St. Paul, in its application for rehearing takes exception to that portion of our original opinion which states:
This testimony, coupled with the fact that St. Paul readily admitted that it considered plaintiff disabled for the initial forty-two weeks for which it paid compensation benefits, strengthened by the positive statements of the two experts who testified as to their belief in plaintiff’s sincerity, overcomes the adverse presumption created by the failure of plaintiff to call Dr. Cranor. (Emphasis ours)
It is urged that we construed the payment of compensation benefits as an admission of liability in violation of R.S. 23:1204 and cites as authority therefor Hadnot v. Southern Casualty Insurance Company, 166 So.2d 15 (3rd La.App.1964).

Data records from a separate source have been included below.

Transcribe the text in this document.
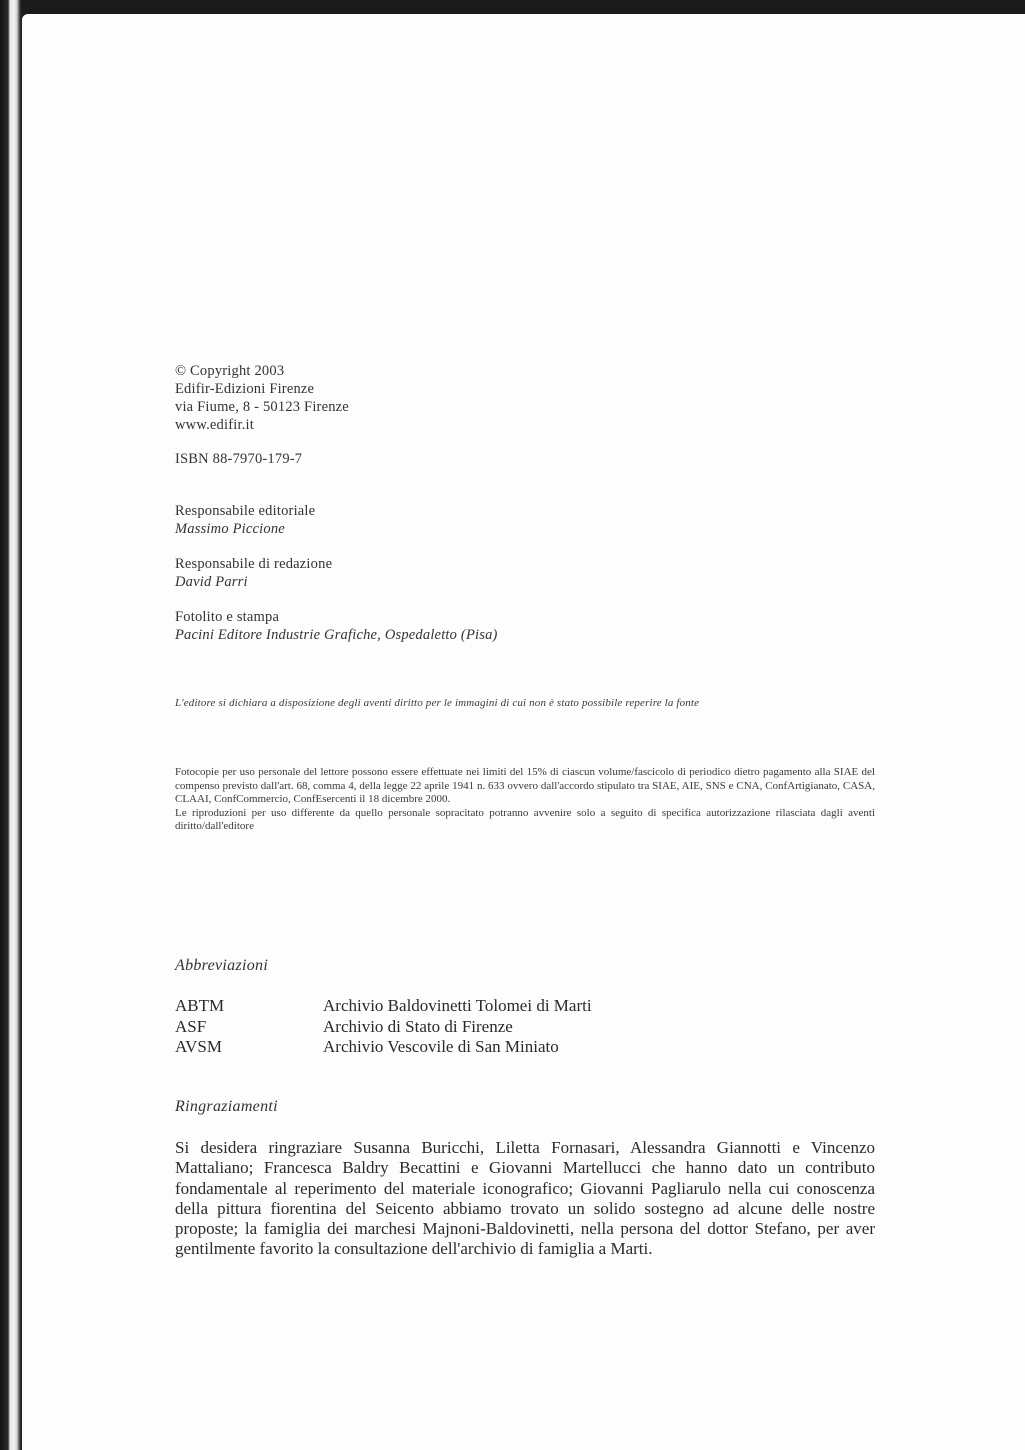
© Copyright 2003
Edifir-Edizioni Firenze
via Fiume, 8 - 50123 Firenze
www.edifir.it
ISBN 88-7970-179-7
Responsabile editoriale
Massimo Piccione
Responsabile di redazione
David Parri
Fotolito e stampa
Pacini Editore Industrie Grafiche, Ospedaletto (Pisa)
L'editore si dichiara a disposizione degli aventi diritto per le immagini di cui non è stato possibile reperire la fonte
Fotocopie per uso personale del lettore possono essere effettuate nei limiti del 15% di ciascun volume/fascicolo di periodico dietro pagamento alla SIAE del compenso previsto dall'art. 68, comma 4, della legge 22 aprile 1941 n. 633 ovvero dall'accordo stipulato tra SIAE, AIE, SNS e CNA, ConfArtigianato, CASA, CLAAI, ConfCommercio, ConfEsercenti il 18 dicembre 2000.
Le riproduzioni per uso differente da quello personale sopracitato potranno avvenire solo a seguito di specifica autorizzazione rilasciata dagli aventi diritto/dall'editore
Abbreviazioni
ABTM	Archivio Baldovinetti Tolomei di Marti
ASF	Archivio di Stato di Firenze
AVSM	Archivio Vescovile di San Miniato
Ringraziamenti

Si desidera ringraziare Susanna Buricchi, Liletta Fornasari, Alessandra Giannotti e Vincenzo Mattaliano; Francesca Baldry Becattini e Giovanni Martellucci che hanno dato un contributo fondamentale al reperimento del materiale iconografico; Giovanni Pagliarulo nella cui conoscenza della pittura fiorentina del Seicento abbiamo trovato un solido sostegno ad alcune delle nostre proposte; la famiglia dei marchesi Majnoni-Baldovinetti, nella persona del dottor Stefano, per aver gentilmente favorito la consultazione dell'archivio di famiglia a Marti.
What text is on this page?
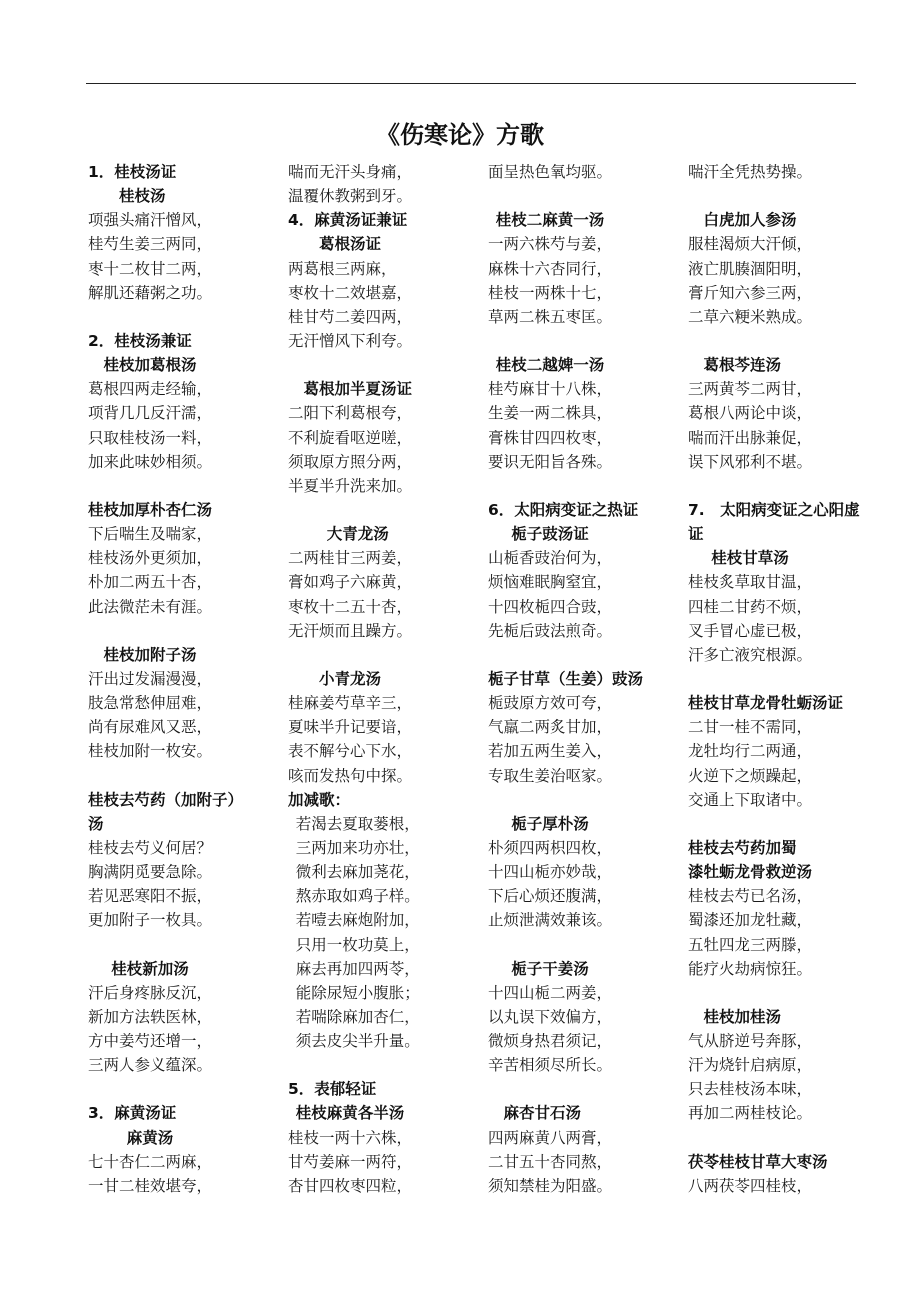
《伤寒论》方歌
1．桂枝汤证
桂枝汤
项强头痛汗憎风，
桂芍生姜三两同，
枣十二枚甘二两，
解肌还藉粥之功。
2．桂枝汤兼证
桂枝加葛根汤
葛根四两走经输，
项背几几反汗濡，
只取桂枝汤一料，
加来此味妙相须。
桂枝加厚朴杏仁汤
下后喘生及喘家，
桂枝汤外更须加，
朴加二两五十杏，
此法微茫未有涯。
桂枝加附子汤
汗出过发漏漫漫，
肢急常愁伸屈难，
尚有尿难风又恶，
桂枝加附一枚安。
桂枝去芍药（加附子）
汤
桂枝去芍义何居？
胸满阴觅要急除。
若见恶寒阳不振，
更加附子一枚具。
桂枝新加汤
汗后身疼脉反沉，
新加方法轶医林，
方中姜芍还增一，
三两人参义蕴深。
3．麻黄汤证
麻黄汤
七十杏仁二两麻，
一甘二桂效堪夸，
喘而无汗头身痛，
温覆休教粥到牙。
4．麻黄汤证兼证
葛根汤证
两葛根三两麻，
枣枚十二效堪嘉，
桂甘芍二姜四两，
无汗憎风下利夸。
葛根加半夏汤证
二阳下利葛根夸，
不利旋看呕逆嗟，
须取原方照分两，
半夏半升洗来加。
大青龙汤
二两桂甘三两姜，
膏如鸡子六麻黄，
枣枚十二五十杏，
无汗烦而且躁方。
小青龙汤
桂麻姜芍草辛三，
夏味半升记要谙，
表不解兮心下水，
咳而发热句中探。
加减歌：
若渴去夏取蒌根，
三两加来功亦壮，
微利去麻加荛花，
熬赤取如鸡子样。
若噎去麻炮附加，
只用一枚功莫上，
麻去再加四两苓，
能除尿短小腹胀；
若喘除麻加杏仁，
须去皮尖半升量。
5．表郁轻证
桂枝麻黄各半汤
桂枝一两十六株，
甘芍姜麻一两符，
杏甘四枚枣四粒，
面呈热色氧均驱。
桂枝二麻黄一汤
一两六株芍与姜，
麻株十六杏同行，
桂枝一两株十七，
草两二株五枣匡。
桂枝二越婢一汤
桂芍麻甘十八株，
生姜一两二株具，
膏株甘四四枚枣，
要识无阳旨各殊。
6．太阳病变证之热证
栀子豉汤证
山栀香豉治何为，
烦恼难眠胸窒宜，
十四枚栀四合豉，
先栀后豉法煎奇。
栀子甘草（生姜）豉汤
栀豉原方效可夸，
气羸二两炙甘加，
若加五两生姜入，
专取生姜治呕家。
栀子厚朴汤
朴须四两枳四枚，
十四山栀亦妙哉，
下后心烦还腹满，
止烦泄满效兼该。
栀子干姜汤
十四山栀二两姜，
以丸误下效偏方，
微烦身热君须记，
辛苦相须尽所长。
麻杏甘石汤
四两麻黄八两膏，
二甘五十杏同熬，
须知禁桂为阳盛。
喘汗全凭热势操。
白虎加人参汤
服桂渴烦大汗倾，
液亡肌腠涸阳明，
膏斤知六参三两，
二草六粳米熟成。
葛根芩连汤
三两黄芩二两甘，
葛根八两论中谈，
喘而汗出脉兼促，
误下风邪利不堪。
7.　太阳病变证之心阳虚
证
桂枝甘草汤
桂枝炙草取甘温，
四桂二甘药不烦，
叉手冒心虚已极，
汗多亡液究根源。
桂枝甘草龙骨牡蛎汤证
二甘一桂不需同，
龙牡均行二两通，
火逆下之烦躁起，
交通上下取诸中。
桂枝去芍药加蜀
漆牡蛎龙骨救逆汤
桂枝去芍已名汤，
蜀漆还加龙牡藏，
五牡四龙三两滕，
能疗火劫病惊狂。
桂枝加桂汤
气从脐逆号奔豚，
汗为烧针启病原，
只去桂枝汤本味，
再加二两桂枝论。
茯苓桂枝甘草大枣汤
八两茯苓四桂枝，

The purpose of this per curiam is to clarify the point. We did not presume any assumption of liability on the part of St. Paul stemming from the payment to plaintiff of forty-two weeks of compensation benefits. We did, however, state that St. Paul admitted that plaintiff was disabled during the forty-two weeks. This conclusion is based upon testimony of St. Paul’s agent who specifically testified as follows:
“Q. So, you did know then, as of the date of that letter1 that Mrs. Bailey had not recovered from this injury. That she was restricted to limited activity and she was advised to continue certain therapeutic exercises as prescribed by the Doctor ?
“A. Yes, sir.”
The payment of compensation benefits by an employer or an insurer is not to be construed as an admission of liability. However, an admission that an employee was injured and “had not recovered from this injury.” is entirely another matter. It should also be remembered that the paragraph in our original opinion (quoted above) objected to by St. Paul pertained primarily to the latter’s argument that plaintiff had failed to overcome the adverse presumption arising from her failure to call her treating physician, Dr. Cranor. The admission of disability by St. Paul should be viewed in this context and nothing more.
*702Plaintiff-appellee in her application for a rehearing urges that we erred in failing to award her statutory penalties and attorneys fees based on the alleged capricious and unwarranted discontinuance of her compensation benefits by the defendant. We have again considered the matter and are of the opinion that under the facts of this case she is not entitled to the same.
Accordingly, for these reasons the applications for rehearing herein requested are refused.

. Dr. R. B. Means’ report of March 11,1970 to St. Paul.